An example of a battery module 10 with parallel connected strings is illustrated schematically in FIG. 1A. As can be seen, the network of strings may be represented as an electrical circuit, with the branches of the circuit representing the individual strings, S1, S2, S3, and S4. Each string S1–S4 may be modeled as a constant voltage source connected in series with a resistor R1, R2, R3, and R4. The total current through the battery module 10 at any given time is I and the voltage across the battery module 10 is V. A battery module 12 with series connected strings is illustrated schematically in FIG. 1B along with the total current and voltage therefor.

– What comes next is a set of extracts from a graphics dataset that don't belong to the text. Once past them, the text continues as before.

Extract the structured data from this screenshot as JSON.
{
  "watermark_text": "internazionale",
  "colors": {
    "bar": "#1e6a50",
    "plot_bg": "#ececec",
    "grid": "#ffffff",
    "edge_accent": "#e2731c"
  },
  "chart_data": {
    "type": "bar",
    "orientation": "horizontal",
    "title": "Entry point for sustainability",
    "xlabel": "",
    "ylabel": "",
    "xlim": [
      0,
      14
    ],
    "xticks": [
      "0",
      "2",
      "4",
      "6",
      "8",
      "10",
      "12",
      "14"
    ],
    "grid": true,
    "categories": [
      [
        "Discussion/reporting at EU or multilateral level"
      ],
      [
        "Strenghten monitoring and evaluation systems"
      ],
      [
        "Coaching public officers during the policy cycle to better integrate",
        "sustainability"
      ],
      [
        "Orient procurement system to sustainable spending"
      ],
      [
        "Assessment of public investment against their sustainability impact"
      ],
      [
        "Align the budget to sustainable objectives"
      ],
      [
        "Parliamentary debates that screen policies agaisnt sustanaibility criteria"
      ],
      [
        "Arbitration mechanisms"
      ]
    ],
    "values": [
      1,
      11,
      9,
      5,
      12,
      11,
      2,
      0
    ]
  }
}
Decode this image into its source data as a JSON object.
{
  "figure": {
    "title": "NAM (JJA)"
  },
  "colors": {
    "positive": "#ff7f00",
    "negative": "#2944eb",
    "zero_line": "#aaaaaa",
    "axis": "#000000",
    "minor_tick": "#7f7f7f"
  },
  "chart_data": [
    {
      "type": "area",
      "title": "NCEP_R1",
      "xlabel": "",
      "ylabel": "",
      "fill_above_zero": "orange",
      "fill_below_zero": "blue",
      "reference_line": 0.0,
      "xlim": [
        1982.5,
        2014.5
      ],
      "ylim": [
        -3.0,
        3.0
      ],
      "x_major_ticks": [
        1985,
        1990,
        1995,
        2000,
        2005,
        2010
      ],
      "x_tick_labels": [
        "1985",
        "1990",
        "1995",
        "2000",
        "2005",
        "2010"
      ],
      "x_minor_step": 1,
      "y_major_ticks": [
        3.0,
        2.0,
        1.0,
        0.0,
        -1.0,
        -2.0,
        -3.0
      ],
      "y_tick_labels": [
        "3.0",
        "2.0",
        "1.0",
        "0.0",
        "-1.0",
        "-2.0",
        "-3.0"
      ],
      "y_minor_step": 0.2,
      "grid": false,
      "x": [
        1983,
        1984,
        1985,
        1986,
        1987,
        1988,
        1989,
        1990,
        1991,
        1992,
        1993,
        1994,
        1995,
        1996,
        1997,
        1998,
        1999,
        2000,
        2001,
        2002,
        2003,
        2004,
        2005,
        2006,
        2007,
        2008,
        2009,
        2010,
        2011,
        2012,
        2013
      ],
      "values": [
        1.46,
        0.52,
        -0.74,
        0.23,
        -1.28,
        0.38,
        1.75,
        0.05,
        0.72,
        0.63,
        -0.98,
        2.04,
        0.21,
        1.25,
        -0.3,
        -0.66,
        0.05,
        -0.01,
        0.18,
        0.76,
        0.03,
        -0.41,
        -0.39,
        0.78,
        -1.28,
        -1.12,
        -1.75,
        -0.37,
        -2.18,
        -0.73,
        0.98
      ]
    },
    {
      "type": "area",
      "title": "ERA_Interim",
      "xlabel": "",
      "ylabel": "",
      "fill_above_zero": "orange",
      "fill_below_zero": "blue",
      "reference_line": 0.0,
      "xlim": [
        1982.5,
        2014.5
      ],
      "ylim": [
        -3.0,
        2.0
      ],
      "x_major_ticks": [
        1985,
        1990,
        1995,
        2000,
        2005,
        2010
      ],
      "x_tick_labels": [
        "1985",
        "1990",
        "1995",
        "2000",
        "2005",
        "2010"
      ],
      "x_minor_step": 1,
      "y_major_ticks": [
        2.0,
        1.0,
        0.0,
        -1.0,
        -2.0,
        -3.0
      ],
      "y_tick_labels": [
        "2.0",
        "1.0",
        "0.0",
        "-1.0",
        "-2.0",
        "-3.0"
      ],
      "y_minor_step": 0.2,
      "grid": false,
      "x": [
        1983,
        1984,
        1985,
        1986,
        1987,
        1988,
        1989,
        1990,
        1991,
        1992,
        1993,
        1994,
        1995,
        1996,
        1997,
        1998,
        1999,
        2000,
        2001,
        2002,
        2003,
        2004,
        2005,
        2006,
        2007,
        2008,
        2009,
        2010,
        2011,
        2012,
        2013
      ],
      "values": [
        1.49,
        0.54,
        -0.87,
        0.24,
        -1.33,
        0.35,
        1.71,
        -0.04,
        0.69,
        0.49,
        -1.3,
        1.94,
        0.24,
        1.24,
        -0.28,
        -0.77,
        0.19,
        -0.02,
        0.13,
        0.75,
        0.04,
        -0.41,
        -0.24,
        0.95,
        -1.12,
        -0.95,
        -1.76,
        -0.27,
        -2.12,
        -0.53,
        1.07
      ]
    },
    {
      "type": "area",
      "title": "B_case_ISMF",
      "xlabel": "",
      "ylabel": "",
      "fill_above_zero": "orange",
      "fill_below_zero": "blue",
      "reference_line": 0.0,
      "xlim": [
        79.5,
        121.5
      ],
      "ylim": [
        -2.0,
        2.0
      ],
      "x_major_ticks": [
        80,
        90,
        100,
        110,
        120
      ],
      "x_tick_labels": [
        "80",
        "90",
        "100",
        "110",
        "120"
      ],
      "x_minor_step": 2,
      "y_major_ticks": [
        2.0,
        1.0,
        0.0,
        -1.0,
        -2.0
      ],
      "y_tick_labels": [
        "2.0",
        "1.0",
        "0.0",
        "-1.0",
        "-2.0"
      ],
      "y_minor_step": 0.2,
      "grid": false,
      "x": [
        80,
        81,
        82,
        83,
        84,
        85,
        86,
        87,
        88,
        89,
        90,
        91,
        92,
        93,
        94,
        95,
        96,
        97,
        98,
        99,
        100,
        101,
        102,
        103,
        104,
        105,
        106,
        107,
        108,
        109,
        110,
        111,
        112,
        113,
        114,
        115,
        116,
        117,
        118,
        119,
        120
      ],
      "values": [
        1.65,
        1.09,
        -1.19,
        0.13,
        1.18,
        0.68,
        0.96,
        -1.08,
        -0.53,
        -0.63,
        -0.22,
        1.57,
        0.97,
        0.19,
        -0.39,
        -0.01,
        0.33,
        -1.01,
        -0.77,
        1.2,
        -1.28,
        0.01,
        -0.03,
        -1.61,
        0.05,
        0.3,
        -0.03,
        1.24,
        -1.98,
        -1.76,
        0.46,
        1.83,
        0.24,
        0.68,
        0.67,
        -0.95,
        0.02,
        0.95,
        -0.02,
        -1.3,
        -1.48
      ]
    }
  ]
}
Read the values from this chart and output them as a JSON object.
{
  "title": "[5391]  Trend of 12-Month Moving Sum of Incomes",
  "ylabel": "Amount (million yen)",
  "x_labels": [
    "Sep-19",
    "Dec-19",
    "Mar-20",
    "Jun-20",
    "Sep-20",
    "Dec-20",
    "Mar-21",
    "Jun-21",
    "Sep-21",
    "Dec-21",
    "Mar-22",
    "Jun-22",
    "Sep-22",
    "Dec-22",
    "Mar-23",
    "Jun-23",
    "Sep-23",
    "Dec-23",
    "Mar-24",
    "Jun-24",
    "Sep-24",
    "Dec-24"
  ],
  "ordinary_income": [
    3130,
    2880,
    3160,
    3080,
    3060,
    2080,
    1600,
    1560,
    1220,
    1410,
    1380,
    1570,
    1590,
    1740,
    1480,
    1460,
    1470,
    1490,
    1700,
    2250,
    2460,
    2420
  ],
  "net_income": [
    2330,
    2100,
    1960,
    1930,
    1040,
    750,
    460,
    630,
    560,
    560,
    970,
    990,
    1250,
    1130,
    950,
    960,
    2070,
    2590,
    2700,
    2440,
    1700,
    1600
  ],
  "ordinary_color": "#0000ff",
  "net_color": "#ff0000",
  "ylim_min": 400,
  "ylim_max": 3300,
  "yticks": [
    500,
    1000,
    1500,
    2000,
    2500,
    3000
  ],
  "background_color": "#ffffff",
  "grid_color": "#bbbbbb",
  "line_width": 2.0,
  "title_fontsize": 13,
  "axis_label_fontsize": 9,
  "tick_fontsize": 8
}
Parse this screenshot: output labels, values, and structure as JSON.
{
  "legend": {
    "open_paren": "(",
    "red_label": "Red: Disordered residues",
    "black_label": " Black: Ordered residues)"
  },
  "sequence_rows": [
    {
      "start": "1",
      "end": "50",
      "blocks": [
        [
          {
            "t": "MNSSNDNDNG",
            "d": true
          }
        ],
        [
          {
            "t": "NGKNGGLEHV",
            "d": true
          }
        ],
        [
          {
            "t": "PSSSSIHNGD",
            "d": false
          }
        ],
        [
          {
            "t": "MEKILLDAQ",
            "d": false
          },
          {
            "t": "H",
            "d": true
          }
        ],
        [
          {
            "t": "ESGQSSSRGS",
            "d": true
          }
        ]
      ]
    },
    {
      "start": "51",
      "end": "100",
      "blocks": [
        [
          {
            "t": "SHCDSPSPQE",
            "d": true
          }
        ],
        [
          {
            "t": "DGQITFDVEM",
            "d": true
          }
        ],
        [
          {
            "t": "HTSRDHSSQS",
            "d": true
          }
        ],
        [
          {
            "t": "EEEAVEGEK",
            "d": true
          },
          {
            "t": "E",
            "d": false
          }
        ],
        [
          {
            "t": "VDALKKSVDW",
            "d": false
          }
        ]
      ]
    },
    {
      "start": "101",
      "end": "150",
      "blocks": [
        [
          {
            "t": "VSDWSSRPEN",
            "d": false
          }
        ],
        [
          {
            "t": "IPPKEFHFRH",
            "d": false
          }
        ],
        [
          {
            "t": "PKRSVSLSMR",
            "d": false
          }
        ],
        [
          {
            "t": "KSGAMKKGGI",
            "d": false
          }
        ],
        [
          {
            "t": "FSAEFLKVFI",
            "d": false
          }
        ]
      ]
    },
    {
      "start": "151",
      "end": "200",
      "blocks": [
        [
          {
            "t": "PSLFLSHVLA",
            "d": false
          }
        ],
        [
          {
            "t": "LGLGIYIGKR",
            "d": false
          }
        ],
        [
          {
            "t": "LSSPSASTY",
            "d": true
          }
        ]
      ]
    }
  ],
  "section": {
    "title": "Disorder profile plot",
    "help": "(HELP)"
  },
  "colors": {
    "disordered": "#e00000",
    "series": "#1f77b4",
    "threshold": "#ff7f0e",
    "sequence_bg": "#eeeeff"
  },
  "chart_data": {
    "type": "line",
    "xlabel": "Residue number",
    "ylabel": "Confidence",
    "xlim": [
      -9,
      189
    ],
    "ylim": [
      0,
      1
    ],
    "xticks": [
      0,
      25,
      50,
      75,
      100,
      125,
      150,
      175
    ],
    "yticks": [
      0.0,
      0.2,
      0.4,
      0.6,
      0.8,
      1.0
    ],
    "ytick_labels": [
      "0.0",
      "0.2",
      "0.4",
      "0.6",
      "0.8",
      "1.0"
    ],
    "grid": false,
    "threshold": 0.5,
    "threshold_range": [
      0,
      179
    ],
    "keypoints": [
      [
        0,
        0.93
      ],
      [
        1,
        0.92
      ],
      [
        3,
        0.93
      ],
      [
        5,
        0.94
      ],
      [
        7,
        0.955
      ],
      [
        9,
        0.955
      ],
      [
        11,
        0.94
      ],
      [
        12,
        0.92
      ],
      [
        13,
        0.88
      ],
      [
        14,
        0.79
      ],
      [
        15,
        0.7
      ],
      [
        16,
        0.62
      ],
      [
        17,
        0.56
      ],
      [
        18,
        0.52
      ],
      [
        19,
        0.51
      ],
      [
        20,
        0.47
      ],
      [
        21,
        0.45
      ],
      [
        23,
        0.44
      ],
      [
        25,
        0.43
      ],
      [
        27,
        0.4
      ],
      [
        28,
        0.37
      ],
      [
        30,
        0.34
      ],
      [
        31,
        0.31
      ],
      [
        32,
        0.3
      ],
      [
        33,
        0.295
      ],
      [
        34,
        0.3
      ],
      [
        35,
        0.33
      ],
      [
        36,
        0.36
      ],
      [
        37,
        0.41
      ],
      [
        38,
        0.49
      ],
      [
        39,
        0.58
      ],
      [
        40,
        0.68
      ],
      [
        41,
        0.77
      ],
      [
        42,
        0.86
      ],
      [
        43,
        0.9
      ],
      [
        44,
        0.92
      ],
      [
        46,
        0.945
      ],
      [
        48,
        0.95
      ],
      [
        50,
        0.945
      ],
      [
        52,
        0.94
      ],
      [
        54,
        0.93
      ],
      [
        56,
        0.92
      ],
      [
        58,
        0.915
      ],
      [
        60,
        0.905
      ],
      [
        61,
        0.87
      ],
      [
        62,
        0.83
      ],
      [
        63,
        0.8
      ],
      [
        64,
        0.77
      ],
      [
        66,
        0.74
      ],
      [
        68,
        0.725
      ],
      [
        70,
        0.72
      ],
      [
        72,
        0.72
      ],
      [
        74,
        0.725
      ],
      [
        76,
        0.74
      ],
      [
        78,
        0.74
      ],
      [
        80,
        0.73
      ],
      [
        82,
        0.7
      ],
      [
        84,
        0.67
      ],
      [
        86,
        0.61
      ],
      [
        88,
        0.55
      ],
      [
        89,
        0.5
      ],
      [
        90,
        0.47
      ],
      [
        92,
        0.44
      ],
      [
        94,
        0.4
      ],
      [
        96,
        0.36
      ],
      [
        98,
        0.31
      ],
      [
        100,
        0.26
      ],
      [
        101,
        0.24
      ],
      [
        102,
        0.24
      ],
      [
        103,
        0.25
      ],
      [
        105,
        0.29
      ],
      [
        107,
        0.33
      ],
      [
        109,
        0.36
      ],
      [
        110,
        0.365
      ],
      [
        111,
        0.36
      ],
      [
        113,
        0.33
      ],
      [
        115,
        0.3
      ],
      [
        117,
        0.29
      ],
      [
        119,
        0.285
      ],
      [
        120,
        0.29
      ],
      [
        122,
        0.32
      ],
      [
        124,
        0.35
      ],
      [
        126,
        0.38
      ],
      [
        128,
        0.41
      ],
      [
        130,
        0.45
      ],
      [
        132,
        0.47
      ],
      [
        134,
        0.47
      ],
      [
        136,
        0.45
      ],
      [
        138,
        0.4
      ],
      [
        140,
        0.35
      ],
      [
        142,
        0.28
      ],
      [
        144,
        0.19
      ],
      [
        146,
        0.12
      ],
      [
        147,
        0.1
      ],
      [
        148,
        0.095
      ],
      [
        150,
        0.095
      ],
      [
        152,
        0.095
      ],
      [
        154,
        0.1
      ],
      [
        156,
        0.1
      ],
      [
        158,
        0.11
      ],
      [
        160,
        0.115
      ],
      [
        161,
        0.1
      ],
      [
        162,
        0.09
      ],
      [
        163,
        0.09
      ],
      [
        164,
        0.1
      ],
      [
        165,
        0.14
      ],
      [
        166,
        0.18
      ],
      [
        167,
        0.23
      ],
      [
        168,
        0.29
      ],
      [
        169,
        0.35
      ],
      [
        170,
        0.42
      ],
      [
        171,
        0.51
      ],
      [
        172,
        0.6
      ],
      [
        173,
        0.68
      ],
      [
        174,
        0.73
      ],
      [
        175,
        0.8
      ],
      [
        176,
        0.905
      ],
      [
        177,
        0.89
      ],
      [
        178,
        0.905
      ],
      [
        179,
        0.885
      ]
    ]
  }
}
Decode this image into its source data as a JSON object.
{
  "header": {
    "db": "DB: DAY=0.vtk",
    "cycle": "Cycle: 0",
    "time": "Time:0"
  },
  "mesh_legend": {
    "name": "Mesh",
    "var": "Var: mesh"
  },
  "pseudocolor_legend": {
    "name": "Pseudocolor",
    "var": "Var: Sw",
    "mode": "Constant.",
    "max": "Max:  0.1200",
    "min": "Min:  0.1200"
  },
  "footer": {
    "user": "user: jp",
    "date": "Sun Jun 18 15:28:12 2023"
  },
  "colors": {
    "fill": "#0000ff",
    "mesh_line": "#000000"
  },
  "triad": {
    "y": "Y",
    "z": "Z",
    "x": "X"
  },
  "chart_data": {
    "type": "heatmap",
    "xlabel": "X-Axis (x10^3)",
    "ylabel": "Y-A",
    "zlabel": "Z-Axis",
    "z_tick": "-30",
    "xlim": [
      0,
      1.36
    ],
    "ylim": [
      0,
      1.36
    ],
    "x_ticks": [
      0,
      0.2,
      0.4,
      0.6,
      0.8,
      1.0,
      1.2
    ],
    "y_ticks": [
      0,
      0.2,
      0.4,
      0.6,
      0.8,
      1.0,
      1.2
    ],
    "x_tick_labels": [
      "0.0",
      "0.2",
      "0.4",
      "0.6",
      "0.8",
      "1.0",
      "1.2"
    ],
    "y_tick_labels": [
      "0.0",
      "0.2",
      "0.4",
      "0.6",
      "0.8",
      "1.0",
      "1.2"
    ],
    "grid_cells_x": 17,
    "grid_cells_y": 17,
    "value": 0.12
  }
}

It is often useful to know the resistance R1, R2, R3, or R4 in a particular string of a battery module in order to determine the health of the battery. A higher-than-expected string resistance may indicate, for example, that the battery is malfunctioning and may need to be replaced. The most direct way to determine the string resistance is to divide the voltage across the string by the current through the string (R=V/I). However, while the voltage across each string in the parallel string battery 10 is readily available, the current through each string is not. Similarly, while the current through each string in the series string battery 12 is readily available, the voltage across each string is not. To obtain the current/voltage, a current/voltage meter usually has to be deployed across each string and the current/voltage measured. Such an arrangement is not always convenient or practical, especially if the battery module is surrounded by other equipment or difficult to access. And while remote or wireless monitoring of the string voltage and current is possible, actual implementation can be overly complicated and/or costly.
Accordingly, what is needed is a way to determine individual parallel-connected string resistance in a battery module when the current through each string is unknown, and a way to determine individual series-connected string resistance when the voltage across each string is unknown.